A few weeks ago, while already running late to meet a friend on a Sunday evening in Cleveland Park, I was nearly the victim of Metro's planned engineering works.  I understand that Metro's infrastructure is crumbling (zero escalators at Union Station worked this morning, rendering them simply stairs) and this can be taken as a sign of the decline of American know-how or whatnot in our nation's capital; however, I do not feel that the remedy is single-tracking the entire Red Line all weekend.  So yes, as I was waiting for an entirely unreasonable and ever-changing amount of time for a train, a guy noticed my annoyance and struck up a conversation.  In this conversation it was determined that he was a staffer for a certain Senator and seemed like a nice enough fellow.  Before we both sweat completely through our clothes (since air conditioning was another thing we lacked while waiting for a train), we agreed that things were getting ridiculous and we should split a cab.  After all, we were both going in the same direction, it was day time so my chances of being killed were marginal, and the heat and wait truly were getting insufferable.

The cab ride was uneventful and mostly involved talking about the potential for the U.S. to default on its obligations (this was a few weeks ago, remember), the oppressive heat, and our mutual love of Dexter (how to occupy time in oppressive heat AND stay in air conditioning).  When the cab dropped him off first, he asked for my card, which I gave him, not thinking anything of it.

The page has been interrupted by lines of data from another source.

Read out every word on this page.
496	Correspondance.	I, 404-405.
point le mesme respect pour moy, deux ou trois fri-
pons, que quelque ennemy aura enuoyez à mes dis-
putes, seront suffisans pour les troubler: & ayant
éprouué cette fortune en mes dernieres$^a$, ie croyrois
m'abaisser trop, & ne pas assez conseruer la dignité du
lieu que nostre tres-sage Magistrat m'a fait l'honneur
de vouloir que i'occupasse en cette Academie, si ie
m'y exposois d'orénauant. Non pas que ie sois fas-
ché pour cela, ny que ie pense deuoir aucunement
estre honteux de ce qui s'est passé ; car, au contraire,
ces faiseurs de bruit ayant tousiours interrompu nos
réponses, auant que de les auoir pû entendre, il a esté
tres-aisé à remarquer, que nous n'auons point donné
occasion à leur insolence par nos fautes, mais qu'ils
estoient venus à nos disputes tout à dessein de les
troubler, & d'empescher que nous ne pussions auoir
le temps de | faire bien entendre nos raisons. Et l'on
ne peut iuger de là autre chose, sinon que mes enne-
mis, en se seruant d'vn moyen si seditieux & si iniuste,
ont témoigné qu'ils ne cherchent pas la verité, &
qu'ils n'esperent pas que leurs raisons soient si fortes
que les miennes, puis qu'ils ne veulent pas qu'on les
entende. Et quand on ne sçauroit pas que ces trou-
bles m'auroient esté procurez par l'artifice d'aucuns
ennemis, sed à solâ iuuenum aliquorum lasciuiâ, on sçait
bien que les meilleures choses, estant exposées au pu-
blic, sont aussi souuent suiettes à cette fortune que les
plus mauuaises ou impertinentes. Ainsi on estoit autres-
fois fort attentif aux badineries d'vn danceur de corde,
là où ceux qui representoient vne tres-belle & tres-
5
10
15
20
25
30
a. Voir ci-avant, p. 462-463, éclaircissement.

Later that night he e-mailed, asking if I would meet him for a drink.  I ignored him as I already had plans.  He e-mailed again, saying that he would love to take me out the next night.  I ignored him further, as this was shattering my previously-held perception of a friendly encounter and my vision for a future liberal friend (I have a deficit of these, which I would like to remedy).  Instead, he had other impulses which I did not share and I was now in the awkward position of having to let him down.  I went for the "I am seeing someone" approach.  This was not in fact not a lie, but when I emailed this staffer that information, apologizing for possibly being misleading but offering to be friends (while understanding if he did not want to), his response was that I should have told him that sooner instead of letting him make an idiot of himself.  This struck me as ridiculous.  Why on earth would the first thing I ever tell someone be that I am not exactly single?  It is, first, not the kind of thing that comes up un-forced in casual conversation.  More importantly, though, I do not think that it is safe to assume that every member of the opposite sex with whom I have a conversation is necessarily interested in seeing me naked.  I feel that I have interesting things to say on occasion and am generally a nice person; it does not seem so silly to think that someone would simply want to be sociable with me.  Evidently I am mistaken?

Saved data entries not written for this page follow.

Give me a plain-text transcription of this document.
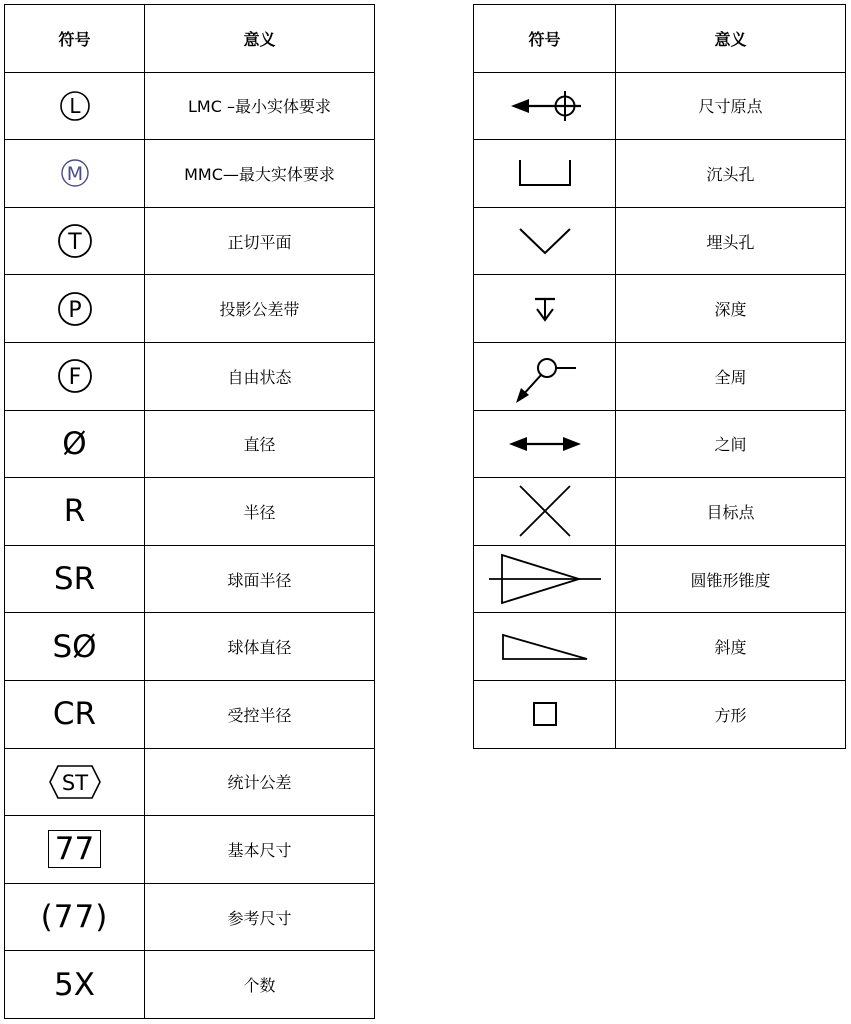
符号	意义

L	LMC –最小实体要求

M	MMC—最大实体要求

T	正切平面

P	投影公差带

F	自由状态
Ø	直径
R	半径
SR	球面半径
SØ	球体直径
CR	受控半径

ST	统计公差
77	基本尺寸
(77)	参考尺寸
5X	个数
符号	意义

	尺寸原点

	沉头孔

	埋头孔

	深度

	全周

	之间

	目标点

	圆锥形锥度

	斜度

	方形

Several days later I ran into him in a bar and he pretended not to see me when I smiled and waved at him.  It struck me that this was an unnecessary reaction.  Even if he felt embarassed, which he had no real reason to, I firmly believe that civility and adherence to basic social norms should trump any personal hang-ups and it would not have killed him to smile back.  So much for wanting to be friends though ...

This week, what was just an awkward incident was exacerbated in a staff meeting.  One of our clients needs help with this guy's boss and it was just my luck that he handles the particular issue.  Our partner explained what the issue was and what he thought the best approach to it would be.  He then asked if any of us had any friends in that office.  No one knew anyone, except me.  I made the case that I sort of knew a guy, but was skeptical that he would take my call and did not think I could get very far with him.  Unfazed, and feeling vindictive as I had made fun of his choice of seersucker earlier that morning, my boss decided that I should try my best with him anyway, very casually, in an effort to avoid having to put a fundraiser together as an alternate strategy.  In my brain I convinced myself that this staffer is good at his job and will recognize the importance of the issues over whatever he thinks about me as a person.  I left him a message saying "I would like to lobby you, please call me back."  Needless to say, our client and the partners in my firm are going to have to cough up a few checks  ...

I maintain that I did nothing wrong for reasons I have previously articulated and that this staffer is being a presumptuous and unprofessional douchebag.  Please excuse the name-calling, but it's true.  The bigger problem is endemic to all relationships among Hill staffers and lobbyists.  Although I may rationally conclude that a particular policy area ought to be prioritized, with all other factors bracketed, this is simply naive.  Of course it matters who is friends with who as these links are basically why people hire lobbyists in the first place.  In a city where it is nearly impossible to completely eliminate professional connections to your private life, I am still not entirely certain how to navigate some of the pitfalls of inter-personal dynamics among people who I will likely need a favor from one day without resorting to a life of complete isolation and solitude. If anyone has any suggestions, I am open to them.